New MRCI Study Shows Over One Third of Au Pairs Felt Exploited
3 Jan 2013
A new study by the Migrant Rights Centre Ireland (MRCI) shows the unregulated au pair sector in Ireland leaves au pairs completely unprotected and wide open to abuse and exploitation. MRCI is calling for a regulatory framework to establish rights for au pairs and to set industry standards.
The research, ‘Part of the Family?’ was conducted with 53 au pairs in Ireland over a five month period. It shows young au pairs, predominantly women, working excessively long hours with heavy workloads, given too much responsibility while receiving low payment.
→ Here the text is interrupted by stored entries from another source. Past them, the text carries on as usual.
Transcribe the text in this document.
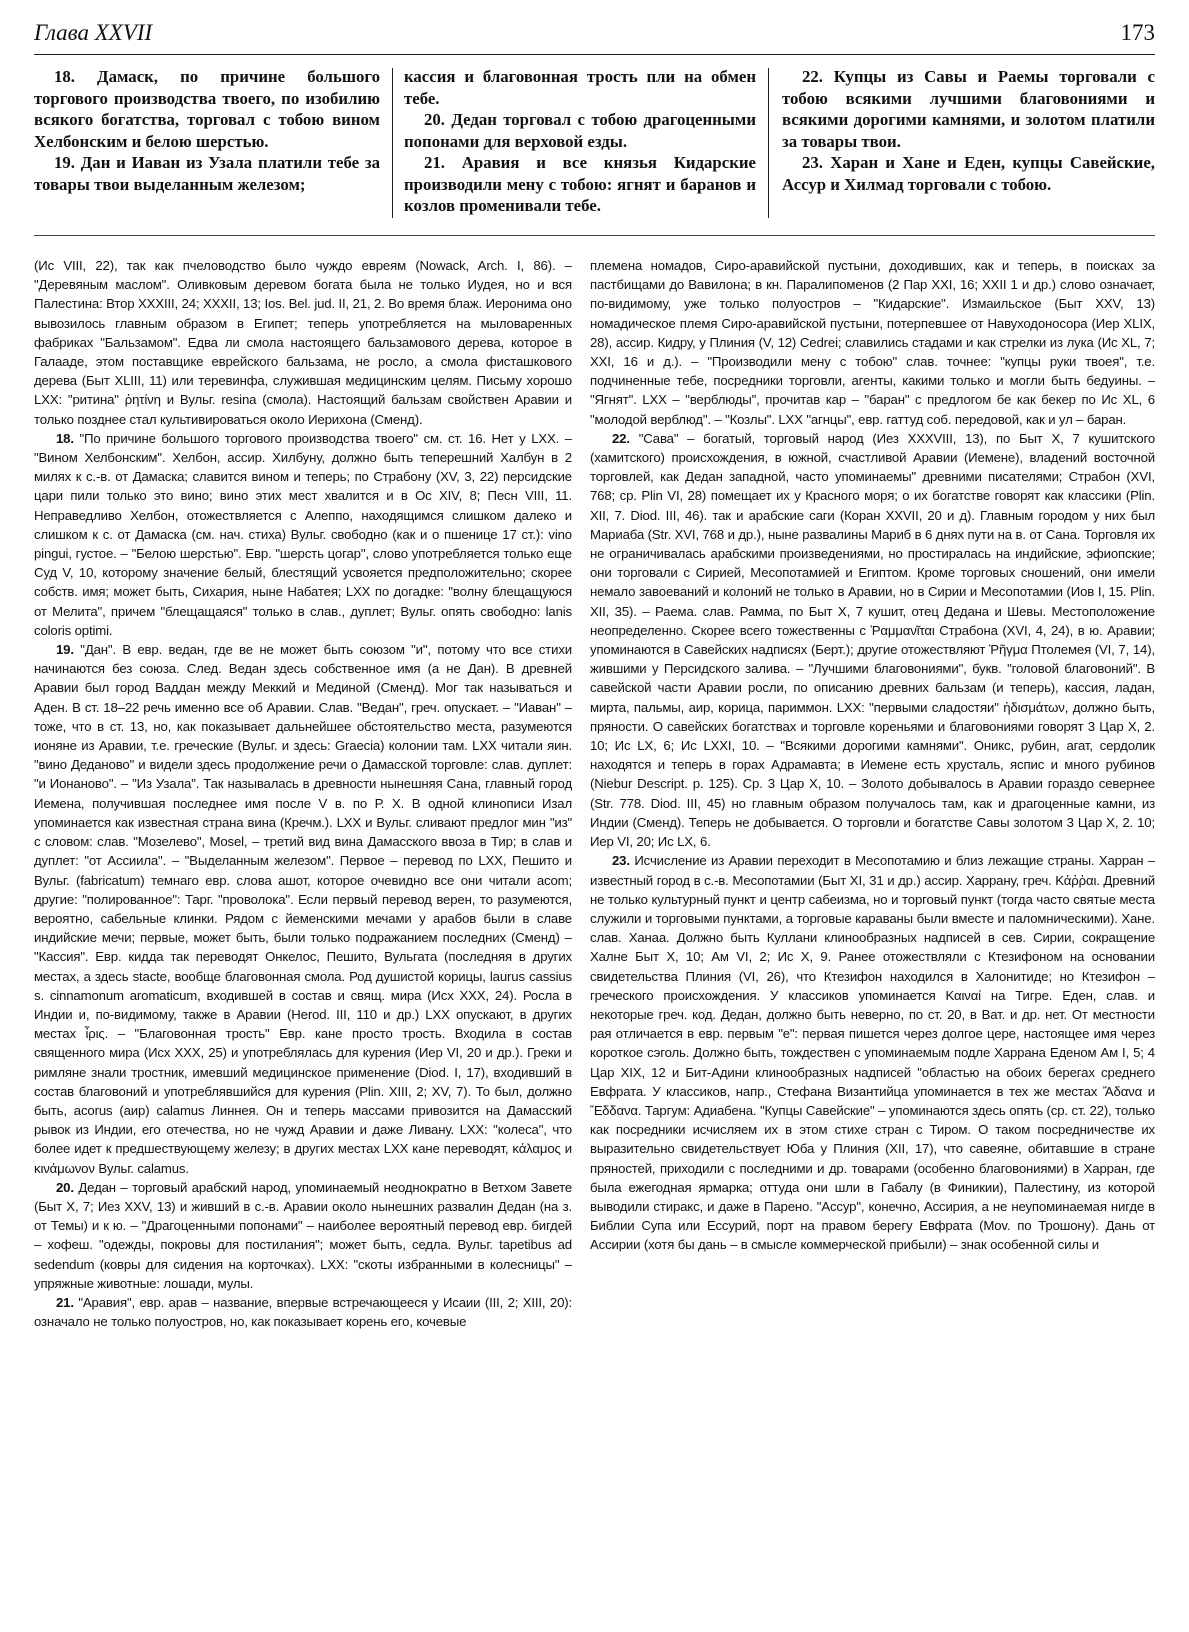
Глава XXVII	173

18. Дамаск, по причине большого торгового производства твоего, по изобилию всякого богатства, торговал с тобою вином Хелбонским и белою шерстью.

19. Дан и Иаван из Узала платили тебе за товары твои выделанным железом;

кассия и благовонная трость пли на обмен тебе.

20. Дедан торговал с тобою драгоценными попонами для верховой езды.

21. Аравия и все князья Кидарские производили мену с тобою: ягнят и баранов и козлов променивали тебе.

22. Купцы из Савы и Раемы торговали с тобою всякими лучшими благовониями и всякими дорогими камнями, и золотом платили за товары твои.

23. Харан и Хане и Еден, купцы Савейские, Ассур и Хилмад торговали с тобою.

(Ис VIII, 22), так как пчеловодство было чуждо евреям (Nowack, Arch. I, 86). – "Деревяным маслом". Оливковым деревом богата была не только Иудея, но и вся Палестина: Втор XXXIII, 24; XXXII, 13; Ios. Bel. jud. II, 21, 2. Во время блаж. Иеронима оно вывозилось главным образом в Египет; теперь употребляется на мыловаренных фабриках "Бальзамом". Едва ли смола настоящего бальзамового дерева, которое в Галааде, этом поставщике еврейского бальзама, не росло, а смола фисташкового дерева (Быт XLIII, 11) или теревинфа, служившая медицинским целям. Письму хорошо LXX: "ритина" ῥητίνη и Вульг. resina (смола). Настоящий бальзам свойствен Аравии и только позднее стал культивироваться около Иерихона (Сменд).

18. "По причине большого торгового производства твоего" см. ст. 16. Нет у LXX. – "Вином Хелбонским". Хелбон, ассир. Хилбуну, должно быть теперешний Халбун в 2 милях к с.-в. от Дамаска; славится вином и теперь; по Страбону (XV, 3, 22) персидские цари пили только это вино; вино этих мест хвалится и в Ос XIV, 8; Песн VIII, 11. Неправедливо Хелбон, отожествляется с Алеппо, находящимся слишком далеко и слишком к с. от Дамаска (см. нач. стиха) Вульг. свободно (как и о пшенице 17 ст.): vino pingui, густое. – "Белою шерстью". Евр. "шерсть цогар", слово употребляется только еще Суд V, 10, которому значение белый, блестящий усвояется предположительно; скорее собств. имя; может быть, Сихария, ныне Набатея; LXX по догадке: "волну блещащуюся от Мелита", причем "блещащаяся" только в слав., дуплет; Вульг. опять свободно: lanis coloris optimi.

19. "Дан". В евр. ведан, где ве не может быть союзом "и", потому что все стихи начинаются без союза. След. Ведан здесь собственное имя (а не Дан). В древней Аравии был город Ваддан между Меккий и Мединой (Сменд). Мог так называться и Аден. В ст. 18–22 речь именно все об Аравии. Слав. "Ведан", греч. опускает. – "Иаван" – тоже, что в ст. 13, но, как показывает дальнейшее обстоятельство места, разумеются ионяне из Аравии, т.е. греческие (Вульг. и здесь: Graecia) колонии там. LXX читали яин. "вино Деданово" и видели здесь продолжение речи о Дамасской торговле: слав. дуплет: "и Ионаново". – "Из Узала". Так называлась в древности нынешняя Сана, главный город Иемена, получившая последнее имя после V в. по Р. Х. В одной клинописи Изал упоминается как известная страна вина (Кречм.). LXX и Вульг. сливают предлог мин "из" с словом: слав. "Мозелево", Mosel, – третий вид вина Дамасского ввоза в Тир; в слав и дуплет: "от Ассиила". – "Выделанным железом". Первое – перевод по LXX, Пешито и Вульг. (fabricatum) темнаго евр. слова ашот, которое очевидно все они читали acom; другие: "полированное": Тарг. "проволока". Если первый перевод верен, то разумеются, вероятно, сабельные клинки. Рядом с йеменскими мечами у арабов были в славе индийские мечи; первые, может быть, были только подражанием последних (Сменд) – "Кассия". Евр. кидда так переводят Онкелос, Пешито, Вульгата (последняя в других местах, а здесь stacte, вообще благовонная смола. Род душистой корицы, laurus cassius s. cinnamonum aromaticum, входившей в состав и свящ. мира (Исх XXX, 24). Росла в Индии и, по-видимому, также в Аравии (Herod. III, 110 и др.) LXX опускают, в других местах ἶρις. – "Благовонная трость" Евр. кане просто трость. Входила в состав священного мира (Исх XXX, 25) и употреблялась для курения (Иер VI, 20 и др.). Греки и римляне знали тростник, имевший медицинское применение (Diod. I, 17), входивший в состав благовоний и употреблявшийся для курения (Plin. XIII, 2; XV, 7). То был, должно быть, acorus (аир) calamus Линнея. Он и теперь массами привозится на Дамасский рывок из Индии, его отечества, но не чужд Аравии и даже Ливану. LXX: "колеса", что более идет к предшествующему железу; в других местах LXX кане переводят, κάλαμος и κινάμωνον Вульг. calamus.

20. Дедан – торговый арабский народ, упоминаемый неоднократно в Ветхом Завете (Быт X, 7; Иез XXV, 13) и живший в с.-в. Аравии около нынешних развалин Дедан (на з. от Темы) и к ю. – "Драгоценными попонами" – наиболее вероятный перевод евр. бигдей – хофеш. "одежды, покровы для постилания"; может быть, седла. Вульг. tapetibus ad sedendum (ковры для сидения на корточках). LXX: "скоты избранными в колесницы" – упряжные животные: лошади, мулы.

21. "Аравия", евр. арав – название, впервые встречающееся у Исаии (III, 2; XIII, 20): означало не только полуостров, но, как показывает корень его, кочевые

племена номадов, Сиро-аравийской пустыни, доходивших, как и теперь, в поисках за пастбищами до Вавилона; в кн. Паралипоменов (2 Пар XXI, 16; XXII 1 и др.) слово означает, по-видимому, уже только полуостров – "Кидарские". Измаильское (Быт XXV, 13) номадическое племя Сиро-аравийской пустыни, потерпевшее от Навуходоносора (Иер XLIX, 28), ассир. Кидру, у Плиния (V, 12) Cedrei; славились стадами и как стрелки из лука (Ис XL, 7; XXI, 16 и д.). – "Производили мену с тобою" слав. точнее: "купцы руки твоея", т.е. подчиненные тебе, посредники торговли, агенты, какими только и могли быть бедуины. – "Ягнят". LXX – "верблюды", прочитав кар – "баран" с предлогом бе как бекер по Ис XL, 6 "молодой верблюд". – "Козлы". LXX "агнцы", евр. гаттуд соб. передовой, как и ул – баран.

22. "Сава" – богатый, торговый народ (Иез XXXVIII, 13), по Быт X, 7 кушитского (хамитского) происхождения, в южной, счастливой Аравии (Иемене), владений восточной торговлей, как Дедан западной, часто упоминаемы" древними писателями; Страбон (XVI, 768; ср. Plin VI, 28) помещает их у Красного моря; о их богатстве говорят как классики (Plin. XII, 7. Diod. III, 46). так и арабские саги (Коран XXVII, 20 и д). Главным городом у них был Мариаба (Str. XVI, 768 и др.), ныне развалины Мариб в 6 днях пути на в. от Сана. Торговля их не ограничивалась арабскими произведениями, но простиралась на индийские, эфиопские; они торговали с Сирией, Месопотамией и Египтом. Кроме торговых сношений, они имели немало завоеваний и колоний не только в Аравии, но в Сирии и Месопотамии (Иов I, 15. Plin. XII, 35). – Раема. слав. Рамма, по Быт X, 7 кушит, отец Дедана и Шевы. Местоположение неопределенно. Скорее всего тожественны с Ῥαμμανῖται Страбона (XVI, 4, 24), в ю. Аравии; упоминаются в Савейских надписях (Берт.); другие отожествляют Ῥῆγμα Птолемея (VI, 7, 14), жившими у Персидского залива. – "Лучшими благовониями", букв. "головой благовоний". В савейской части Аравии росли, по описанию древних бальзам (и теперь), кассия, ладан, мирта, пальмы, аир, корица, париммон. LXX: "первыми сладостяи" ἡδισμάτων, должно быть, пряности. О савейских богатствах и торговле кореньями и благовониями говорят 3 Цар X, 2. 10; Ис LX, 6; Ис LXXI, 10. – "Всякими дорогими камнями". Оникс, рубин, агат, сердолик находятся и теперь в горах Адрамавта; в Иемене есть хрусталь, яспис и много рубинов (Niebur Descript. p. 125). Ср. 3 Цар X, 10. – Золото добывалось в Аравии гораздо севернее (Str. 778. Diod. III, 45) но главным образом получалось там, как и драгоценные камни, из Индии (Сменд). Теперь не добывается. О торговли и богатстве Савы золотом 3 Цар X, 2. 10; Иер VI, 20; Ис LX, 6.

23. Исчисление из Аравии переходит в Месопотамию и близ лежащие страны. Харран – известный город в с.-в. Месопотамии (Быт XI, 31 и др.) ассир. Харрану, греч. Κάῤῥαι. Древний не только культурный пункт и центр сабеизма, но и торговый пункт (тогда часто святые места служили и торговыми пунктами, а торговые караваны были вместе и паломническими). Хане. слав. Ханаа. Должно быть Куллани клинообразных надписей в сев. Сирии, сокращение Халне Быт X, 10; Ам VI, 2; Ис X, 9. Ранее отожествляли с Ктезифоном на основании свидетельства Плиния (VI, 26), что Ктезифон находился в Халонитиде; но Ктезифон – греческого происхождения. У классиков упоминается Καιναί на Тигре. Еден, слав. и некоторые греч. код. Дедан, должно быть неверно, по ст. 20, в Ват. и др. нет. От местности рая отличается в евр. первым "е": первая пишется через долгое цере, настоящее имя через короткое сэголь. Должно быть, тождествен с упоминаемым подле Харрана Еденом Ам I, 5; 4 Цар XIX, 12 и Бит-Адини клинообразных надписей "областью на обоих берегах среднего Евфрата. У классиков, напр., Стефана Византийца упоминается в тех же местах Ἄδανα и Ἔδδανα. Таргум: Адиабена. "Купцы Савейские" – упоминаются здесь опять (ср. ст. 22), только как посредники исчисляем их в этом стихе стран с Тиром. О таком посредничестве их выразительно свидетельствует Юба у Плиния (XII, 17), что савеяне, обитавшие в стране пряностей, приходили с последними и др. товарами (особенно благовониями) в Харран, где была ежегодная ярмарка; оттуда они шли в Габалу (в Финикии), Палестину, из которой выводили стиракс, и даже в Парено. "Ассур", конечно, Ассирия, а не неупоминаемая нигде в Библии Супа или Ессурий, порт на правом берегу Евфрата (Mov. по Трошону). Дань от Ассирии (хотя бы дань – в смысле коммерческой прибыли) – знак особенной силы и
The report highlighted ad hoc recruitment practices, unsuitable placements, poor vetting procedures, the lack of support available for au pairs, psychological stress for young au pairs, and a lack of concern for the welfare of the au pair who is increasingly being relied on to provide fulltime childcare in host families but without the protection of legislation. Recommendations call for an urgent need to regulate the sector and prevent further exploitation, as is best practice in other EU countries.
Aoife Smith, of MRCI and author of the research said: “The Au Pair is not a worker. It was intended to be a cultural exchange programme. Au pairs are not protected by employment legislation. However, the research shows they are being used as a cheap form of labour to provide childcare”. She continued, “We need regulations to establish rights for au pairs and host families. We need an Au Pair Visa for non EU au pairs. We need to clamp down on precarious online recruitment that poses a serious threat to the health and safety of au pairs. There should be vetting procedures and model contracts established to outline hours, duties and payment. If a host family is found to be abusing au pairs, they should be banned from accessing further au pairs”.